Pop Mart (泡泡玛特) Gets NVIDIA's Playbook
Blowout results, brutal re-rating
Pop Mart (泡泡玛特) delivered a runaway 2025: revenue 371.2亿元 and net profit 130.12亿元, adjusted net profit 130.84亿元 with a 35.2% margin — growth rates that would make any consumer brand proud. And yet the stock plunged more than 22% the day the results were released. Why did a company that looks like a global consumer phenomenon get treated like a loser? The short answer: when “beat expectations” becomes the baseline, the market punishes anything short of accelerating miracle growth. It has been reported that the sell‑off resembled the February rout at Nvidia — another beast with monster results that nonetheless faced a sharp intra‑cycle valuation reset.
Concentration risk vs. platform logic
Investors’ flashpoint was LABUBU, the super‑IP that single‑handedly drove much of the upside. LABUBU contributed 141亿元 (365% YoY); SKULLPANDA added 35.4亿元 (170% YoY); six IPs exceeded 20亿元 and 17 topped 1亿元. But it has been reported that some investors began to reprice Pop Mart because they fear excessive dependence on one blockbuster IP and doubt whether explosive short‑term growth can be sustained. CEO Wang Ning (王宁) framed 2025 as an F1 season and said 2026 should be a “pit‑stop” year for repairs and refinement — a line that markets interpreted as both prudent and a signal growth could slow.
Platform, globalization and the geopolitics of expansion
Pop Mart’s core claim is not that it manufactures hits, but that it is an IP‑operation platform: artist discovery, IP incubation and multi‑channel commercialization.

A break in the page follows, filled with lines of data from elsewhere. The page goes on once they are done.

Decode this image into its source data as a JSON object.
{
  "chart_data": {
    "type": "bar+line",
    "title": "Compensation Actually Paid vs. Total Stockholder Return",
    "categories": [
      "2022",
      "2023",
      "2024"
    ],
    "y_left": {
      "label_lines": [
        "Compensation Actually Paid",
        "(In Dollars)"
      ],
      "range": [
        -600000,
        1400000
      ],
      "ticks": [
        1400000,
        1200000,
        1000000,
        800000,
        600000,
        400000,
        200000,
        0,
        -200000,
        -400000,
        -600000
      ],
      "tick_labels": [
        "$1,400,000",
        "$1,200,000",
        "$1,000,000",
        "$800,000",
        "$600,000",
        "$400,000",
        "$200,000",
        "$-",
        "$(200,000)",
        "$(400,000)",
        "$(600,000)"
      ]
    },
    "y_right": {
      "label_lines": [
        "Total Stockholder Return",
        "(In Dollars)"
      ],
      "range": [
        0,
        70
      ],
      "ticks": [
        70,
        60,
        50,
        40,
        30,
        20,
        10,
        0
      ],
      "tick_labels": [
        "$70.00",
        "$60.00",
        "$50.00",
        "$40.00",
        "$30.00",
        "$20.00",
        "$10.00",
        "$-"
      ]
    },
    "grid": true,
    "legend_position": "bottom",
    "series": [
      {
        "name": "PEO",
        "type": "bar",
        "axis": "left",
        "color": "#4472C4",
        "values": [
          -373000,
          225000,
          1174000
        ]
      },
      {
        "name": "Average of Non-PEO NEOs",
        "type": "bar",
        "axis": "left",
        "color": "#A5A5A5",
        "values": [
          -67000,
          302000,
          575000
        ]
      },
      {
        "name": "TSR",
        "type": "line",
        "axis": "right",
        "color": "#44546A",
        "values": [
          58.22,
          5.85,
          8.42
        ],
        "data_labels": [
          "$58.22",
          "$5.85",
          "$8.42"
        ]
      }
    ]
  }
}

That platform logic is why management argues LABUBU’s lifecycle can be extended through books, films, global tours and theme parks — and why it points to SKULLPANDA, MOLLY, DIMOO and newly launched “星星人” as proof the engine can spin new winners. It has been reported that a U.S. store tour saw strong traffic — Pop Mart now lists 72 U.S. outlets and says U.S. revenue was 69亿元 last year, with plans for 100+ stores. Global expansion, however, happens against a backdrop of heightened U.S.–China tensions and increased scrutiny of Chinese brands overseas; semiconductors face sanctions, but consumer IP plays a different geopolitical game. Short term the market may be treating the stock like a cooling winner; long term investors will watch whether the platform truly produces the “next LABUBU” or simply extends one franchise.